Similarly, one can view a sokher as a lower form of sho'el. Again, the major purpose in this case is use of the object, not protection. However, since the sokher pays for the use, and the owner benefits as well, the almost absolute liability of a sho'el is inappropriate. The opposite end of the spectrum, with the far-reaching leniencies awarded a shomer chinam is likewise unsuitable, due to the aforementioned discrepancy between shemira and usage. Therefore, the level of liability of a sokher is reduced from that of a sho'el, to a shomer sakhar (see Rashi 80b s.v Rebi Yehuda).
This approach will help explain why sokher is mentioned in the negative within the context of sho'el, and not in the positive in either shomer sakhar or shomer chinam. If we accept the division separating shomrim from users, then of the three other shomrim, sokher is most similar to sho'el. This of course with the additional note that the strict laws of sho'el are inappropriate for sokher.
It is noteworthy that the Rambam in his commentary on the mishna, views sokher as included within the section of shomer sakhar and not sho'el. This is more suitable to the first suggestion which percieves sokher as an actual shomer sakhar. Similarly, the Rambam (Sefer Ha'mitzvot) divides Shomrim into only three mitzvot; shomer chinam, shomer sakhar and sho'el, and includes sokher within the mitzva of shomer sakhar. Rabbeinu Saadia Gaon, on the other hand, considers sokher as an independent mitzva. His opinion reflects the second suggestion, which essentially distinguishes between sokher and shomer sakhar despite the similarity in law.
In conclusion, we discussed the pesukim which relate to hilkhot shomrim, based on the interpretation of Chazal as expressed in our sugya. While Torah she-bikhtav discusses various cases and examples, Torah she-ba'al peh analyses and defines, categorizes and codifies. The result is a comprehensive legal system which relates to concepts not cases, ideas not events.
In this introductory shiur, we tried to show how Chazal defined and differentiated between the four prototypical shomrim. We suggested that these four categories could perhaps be grouped into two distinct sets. In future shiurim, we will discuss the specifics of each shomer in greater detail, and hopefully appreciate the underlying concepts in a more profound manner.
1. 94b "Ve-hasho'el meshalem et ha-kol ... teshuva."
2. 96b "De-hahu gavra ... demei mana," Bava Kama 11a "Amar Shmuel ... ve-Rav Asi," Tosafot s.v. Ein.

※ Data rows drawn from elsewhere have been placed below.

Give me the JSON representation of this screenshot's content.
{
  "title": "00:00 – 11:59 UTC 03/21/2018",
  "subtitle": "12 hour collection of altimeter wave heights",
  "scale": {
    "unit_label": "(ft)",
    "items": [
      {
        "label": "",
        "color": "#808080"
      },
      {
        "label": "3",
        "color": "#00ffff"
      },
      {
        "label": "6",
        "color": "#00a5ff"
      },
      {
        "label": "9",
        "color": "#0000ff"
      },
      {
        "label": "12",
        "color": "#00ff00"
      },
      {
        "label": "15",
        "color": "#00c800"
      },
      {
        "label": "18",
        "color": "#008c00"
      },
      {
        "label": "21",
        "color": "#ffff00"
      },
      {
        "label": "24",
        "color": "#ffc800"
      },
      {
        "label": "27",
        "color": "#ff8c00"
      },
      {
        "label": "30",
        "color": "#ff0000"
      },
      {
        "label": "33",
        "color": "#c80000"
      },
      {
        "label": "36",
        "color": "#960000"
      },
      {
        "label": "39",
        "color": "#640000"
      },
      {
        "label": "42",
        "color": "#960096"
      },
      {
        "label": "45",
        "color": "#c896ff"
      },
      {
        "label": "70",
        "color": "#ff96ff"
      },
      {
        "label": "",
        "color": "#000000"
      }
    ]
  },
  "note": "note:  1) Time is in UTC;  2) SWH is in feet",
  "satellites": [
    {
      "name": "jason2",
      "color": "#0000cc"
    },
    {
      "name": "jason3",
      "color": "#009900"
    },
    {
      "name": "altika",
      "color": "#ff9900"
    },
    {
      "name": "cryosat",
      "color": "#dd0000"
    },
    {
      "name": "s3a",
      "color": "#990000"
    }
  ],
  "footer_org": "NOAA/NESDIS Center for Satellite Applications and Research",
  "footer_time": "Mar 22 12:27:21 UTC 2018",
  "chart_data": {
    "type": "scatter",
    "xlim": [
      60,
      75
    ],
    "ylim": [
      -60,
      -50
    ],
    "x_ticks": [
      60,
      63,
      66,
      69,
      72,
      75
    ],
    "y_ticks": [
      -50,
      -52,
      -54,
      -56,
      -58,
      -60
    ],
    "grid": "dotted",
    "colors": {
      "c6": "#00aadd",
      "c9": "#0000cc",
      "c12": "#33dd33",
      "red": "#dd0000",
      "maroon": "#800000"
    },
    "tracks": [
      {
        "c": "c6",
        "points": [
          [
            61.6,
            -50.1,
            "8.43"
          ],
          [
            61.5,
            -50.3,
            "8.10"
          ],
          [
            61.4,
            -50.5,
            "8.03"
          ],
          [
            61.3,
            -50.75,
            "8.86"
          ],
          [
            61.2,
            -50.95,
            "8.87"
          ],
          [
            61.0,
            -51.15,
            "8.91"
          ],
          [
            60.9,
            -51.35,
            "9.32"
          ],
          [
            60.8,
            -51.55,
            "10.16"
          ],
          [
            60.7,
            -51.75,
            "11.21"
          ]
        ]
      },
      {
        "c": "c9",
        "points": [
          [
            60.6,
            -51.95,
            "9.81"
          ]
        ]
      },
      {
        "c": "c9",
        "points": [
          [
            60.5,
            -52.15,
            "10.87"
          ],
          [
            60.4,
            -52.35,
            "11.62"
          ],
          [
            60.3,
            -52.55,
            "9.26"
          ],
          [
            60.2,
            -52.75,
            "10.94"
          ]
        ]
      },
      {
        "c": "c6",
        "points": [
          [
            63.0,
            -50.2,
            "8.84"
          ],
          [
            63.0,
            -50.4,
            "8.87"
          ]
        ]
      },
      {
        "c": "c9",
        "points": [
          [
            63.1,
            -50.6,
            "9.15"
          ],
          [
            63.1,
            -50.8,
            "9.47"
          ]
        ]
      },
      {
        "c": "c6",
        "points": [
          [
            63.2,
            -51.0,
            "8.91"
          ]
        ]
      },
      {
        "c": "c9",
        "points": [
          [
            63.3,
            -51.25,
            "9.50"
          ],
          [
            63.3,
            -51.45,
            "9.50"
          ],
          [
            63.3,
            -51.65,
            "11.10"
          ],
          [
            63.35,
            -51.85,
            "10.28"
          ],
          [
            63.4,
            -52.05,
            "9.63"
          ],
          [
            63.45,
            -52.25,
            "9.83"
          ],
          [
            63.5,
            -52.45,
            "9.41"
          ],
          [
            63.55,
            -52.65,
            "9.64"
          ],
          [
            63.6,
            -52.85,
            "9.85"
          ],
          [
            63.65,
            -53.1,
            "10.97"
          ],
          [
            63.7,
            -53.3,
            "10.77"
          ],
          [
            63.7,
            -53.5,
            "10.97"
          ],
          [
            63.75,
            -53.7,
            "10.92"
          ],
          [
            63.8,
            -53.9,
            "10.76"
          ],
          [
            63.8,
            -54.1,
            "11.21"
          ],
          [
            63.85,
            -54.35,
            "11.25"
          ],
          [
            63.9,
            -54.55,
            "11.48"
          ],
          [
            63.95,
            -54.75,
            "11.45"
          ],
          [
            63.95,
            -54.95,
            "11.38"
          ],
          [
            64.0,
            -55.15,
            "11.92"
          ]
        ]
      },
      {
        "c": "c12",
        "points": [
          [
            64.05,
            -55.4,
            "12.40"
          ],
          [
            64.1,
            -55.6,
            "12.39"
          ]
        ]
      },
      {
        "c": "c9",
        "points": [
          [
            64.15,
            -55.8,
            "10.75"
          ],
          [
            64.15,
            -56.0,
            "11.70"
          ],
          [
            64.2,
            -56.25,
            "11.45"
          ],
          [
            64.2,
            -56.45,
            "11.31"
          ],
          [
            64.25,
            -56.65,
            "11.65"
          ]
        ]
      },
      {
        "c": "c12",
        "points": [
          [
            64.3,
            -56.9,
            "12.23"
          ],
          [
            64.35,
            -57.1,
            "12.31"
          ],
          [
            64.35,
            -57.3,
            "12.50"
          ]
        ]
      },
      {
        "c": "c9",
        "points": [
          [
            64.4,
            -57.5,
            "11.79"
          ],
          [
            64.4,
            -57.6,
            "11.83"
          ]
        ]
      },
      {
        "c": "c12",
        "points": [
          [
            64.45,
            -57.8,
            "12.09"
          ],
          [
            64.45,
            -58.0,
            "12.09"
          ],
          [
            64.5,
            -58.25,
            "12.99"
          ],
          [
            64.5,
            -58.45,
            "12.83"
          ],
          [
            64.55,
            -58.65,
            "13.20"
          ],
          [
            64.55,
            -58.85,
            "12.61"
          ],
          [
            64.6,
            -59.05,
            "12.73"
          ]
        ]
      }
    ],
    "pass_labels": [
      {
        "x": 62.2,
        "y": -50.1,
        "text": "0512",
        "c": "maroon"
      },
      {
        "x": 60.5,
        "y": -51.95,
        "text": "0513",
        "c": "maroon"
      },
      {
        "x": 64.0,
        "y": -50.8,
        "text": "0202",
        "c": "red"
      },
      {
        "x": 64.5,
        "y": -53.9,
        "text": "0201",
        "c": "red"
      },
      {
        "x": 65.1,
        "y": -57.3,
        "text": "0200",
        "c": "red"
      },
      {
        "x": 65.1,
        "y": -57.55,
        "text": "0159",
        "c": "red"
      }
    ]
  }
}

3. Ketubot 34b "Hayta para ... ve-hainu de-Rav Papa."
1. The gemara initially assumes that a sho'el is liable for death which is categorized as an oness but not for looting. What does this indicate regarding the nature of the liability of a sho'el?
2. When the gemara rejects this assumption, does it necessarily retract this initial understanding of the liability of a sho'el?
3. What is the pivotal issue around which the question of "shamin le-sho'el" revolves?
4. Why might a sho'el be liable from the point of meshikha? Is this specific to sho'el or equally applicable to all shomrim?